The whole process of Ray.task().remote Java API

Hi, I am looking into the Ray.task().remote() java API and trying to understand the whole process of remote task, but I am kinda of stuck in c++ part.
My understanding is when invoke the remote() , it finally invokes the Java_io_ray_runtime_task_NativeTaskSubmitter_nativeSubmitTask() ->CoreWorkerProcess::GetCoreWorker().SubmitTask()-> task_manager_->AddPendingTask(), the task . But I can’t see who is responsible of scheduling the task. Can anyone tell me what is next after AddPendingTask(). Thank you very much for your response!

Hello, can anyone help on this topic?

@raulchen could you help on this one?

Hi @JUAN_CHEN ,
If it’s an actor task, the next action is direct_actor_submitter_->SubmitTask(task_spec) at ray/core_worker.cc at master · ray-project/ray · GitHub .

If it’s normal task, the next action is direct_task_submitter_->SubmitTask() at ray/core_worker.cc at master · ray-project/ray · GitHub .

Some local scheduling things are considered at direct_actor_submitter or direct_task_submitter.

Does this answer your question?

1 Like

Thanks @jovany-wang . I did see that code CoreWorkerDirectTaskSubmitter::SubmitTask(TaskSpecification task_spec) . I think this is a very critical code snippet . However, I have multiply questions about what is inside the function. Can you help to answer them?

  1. when lease client invokes RequestWorkerLease in CoreWorkerDirectTaskSubmitter , I think the node manage would invoke HandleRequestWorkerLease to handle the request. Can you tell me where he assigns the suitable worker to this lease, and how the raylet collaborates with the GCS to get the remote worker lease.
  2. after it gets the suitable worker, it finally invokes PushNormalTask on CoreWorkerClientInterface. So if the task is java code task, how would the remote java worker execute the task. Can you tell the process when invokes PushNormalTask .

Thank you for your response and help.

Sorry for the delay reply.

(1)
It depends on what kind of task here. If it’s a normal task, node_manager:: HandleRequestWorkerLease() will reject this request if this raylet is not able to start a worker to run this task(see this line ray/node_manager.cc at master · ray-project/ray · GitHub).

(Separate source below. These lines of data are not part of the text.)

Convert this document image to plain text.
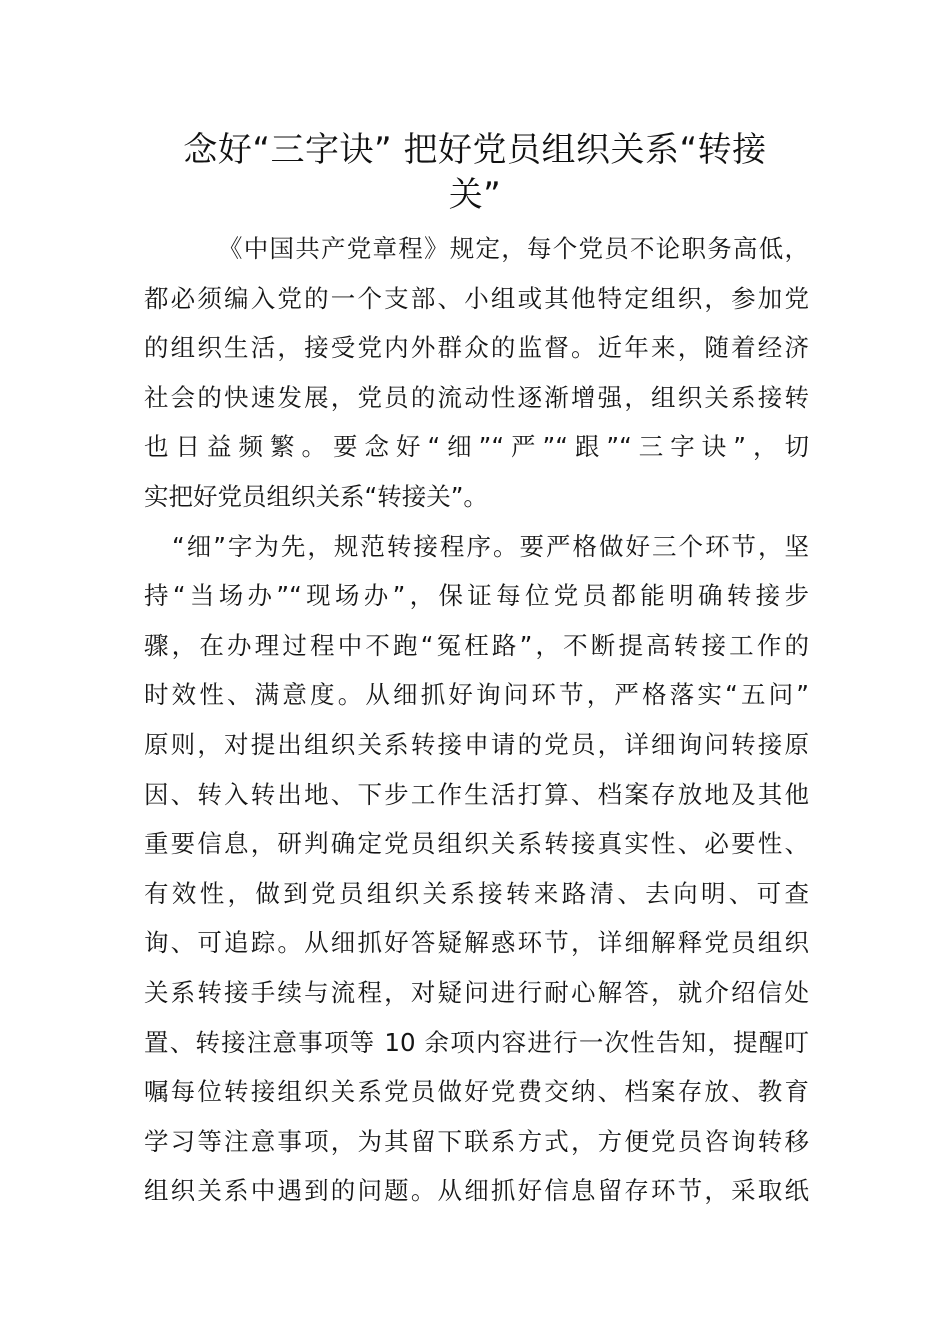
念好“三字诀” 把好党员组织关系“转接
关”
《中国共产党章程》规定，每个党员不论职务高低，
都必须编入党的一个支部、小组或其他特定组织，参加党
的组织生活，接受党内外群众的监督。近年来，随着经济
社会的快速发展，党员的流动性逐渐增强，组织关系接转
也日益频繁。要念好“细”“严”“跟”“三字诀”，切
实把好党员组织关系“转接关”。
“细”字为先，规范转接程序。要严格做好三个环节，坚
持“当场办”“现场办”，保证每位党员都能明确转接步
骤，在办理过程中不跑“冤枉路”，不断提高转接工作的
时效性、满意度。从细抓好询问环节，严格落实“五问”
原则，对提出组织关系转接申请的党员，详细询问转接原
因、转入转出地、下步工作生活打算、档案存放地及其他
重要信息，研判确定党员组织关系转接真实性、必要性、
有效性，做到党员组织关系接转来路清、去向明、可查
询、可追踪。从细抓好答疑解惑环节，详细解释党员组织
关系转接手续与流程，对疑问进行耐心解答，就介绍信处
置、转接注意事项等 10 余项内容进行一次性告知，提醒叮
嘱每位转接组织关系党员做好党费交纳、档案存放、教育
学习等注意事项，为其留下联系方式，方便党员咨询转移
组织关系中遇到的问题。从细抓好信息留存环节，采取纸
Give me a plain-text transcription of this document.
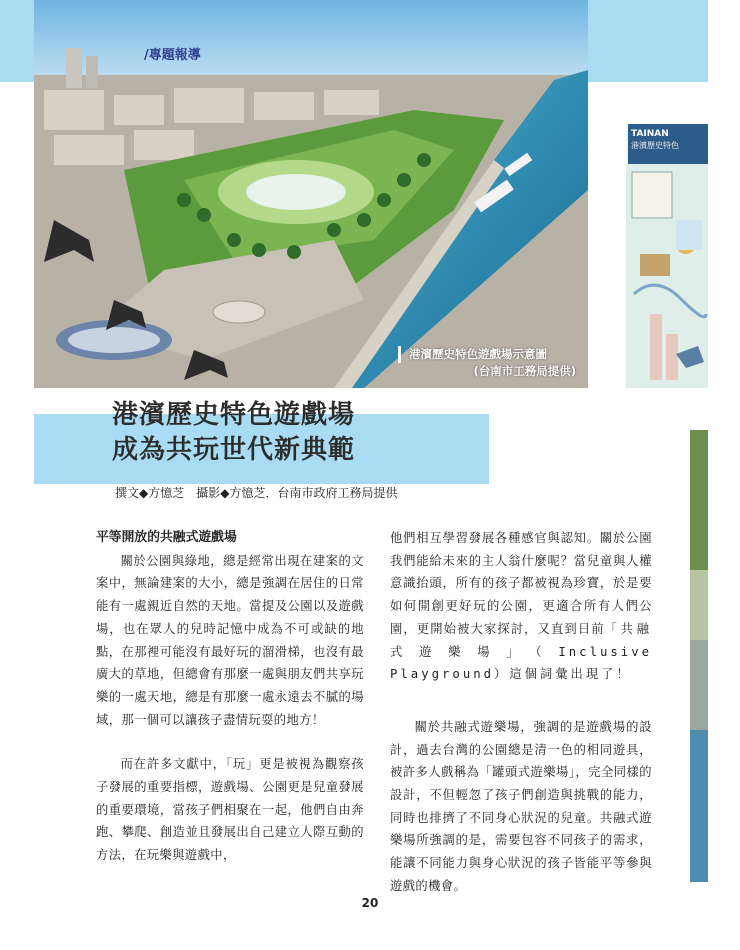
/專題報導
港濱歷史特色遊戲場示意圖
(台南市工務局提供)
TAINAN
港濱歷史特色
港濱歷史特色遊戲場
成為共玩世代新典範
撰文◆方憶芝　攝影◆方憶芝．台南市政府工務局提供

平等開放的共融式遊戲場

關於公園與綠地，總是經常出現在建案的文案中，無論建案的大小，總是強調在居住的日常能有一處親近自然的天地。當提及公園以及遊戲場，也在眾人的兒時記憶中成為不可或缺的地點，在那裡可能沒有最好玩的溜滑梯，也沒有最廣大的草地，但總會有那麼一處與朋友們共享玩樂的一處天地，總是有那麼一處永遠去不膩的場域，那一個可以讓孩子盡情玩耍的地方！

而在許多文獻中，「玩」更是被視為觀察孩子發展的重要指標，遊戲場、公園更是兒童發展的重要環境，當孩子們相聚在一起，他們自由奔跑、攀爬、創造並且發展出自己建立人際互動的方法，在玩樂與遊戲中，

他們相互學習發展各種感官與認知。關於公園我們能給未來的主人翁什麼呢？當兒童與人權意識抬頭，所有的孩子都被視為珍寶，於是要如何開創更好玩的公園，更適合所有人們公園，更開始被大家探討，又直到日前「共融式遊樂場」（Inclusive Playground）這個詞彙出現了！

關於共融式遊樂場，強調的是遊戲場的設計，過去台灣的公園總是清一色的相同遊具，被許多人戲稱為「罐頭式遊樂場」，完全同樣的設計，不但輕忽了孩子們創造與挑戰的能力，同時也排擠了不同身心狀況的兒童。共融式遊樂場所強調的是，需要包容不同孩子的需求，能讓不同能力與身心狀況的孩子皆能平等參與遊戲的機會。

20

And then direct_task_submitter will receive the reply and then re-lease-worker-to-a-new-raylet(see this line ray/direct_task_transport.cc at master · ray-project/ray · GitHub).

If it’s a actor creation task, it’ll not reach the line direct_task_submitter->LeaseWorker(), it will request a CreateActor to GCS, and then GCS chooses a raylet to run the task. GCS requestWorkerLease from raylet. And then raylet will invoke HandleRequestWorkerLease() as well. So you can see some IsActorCreationTask() condition in HandleRequestWorkerLease.

(2) A Java worker process will be startted by WorkerPool in node manager. CoreWorker::HandleTask() will be invoked if raylet push a normal task to it(ray/direct_actor_transport.cc at master · ray-project/ray · GitHub). normal_scheduling_queue_->Add() will append the task to the queue, and then normal_scheduling_queue->ScheduleRequests() will invoke the accept_callback which is defined already at ray/io_ray_runtime_RayNativeRuntime.cc at master · ray-project/ray · GitHub

@JUAN_CHEN If you’re more interested in how Ray Java worker works, slack will be a better place that we can talk about more details.

Thank you @jovany-wang . I am very interested in how the worker works. I will go to Slack. Thank you.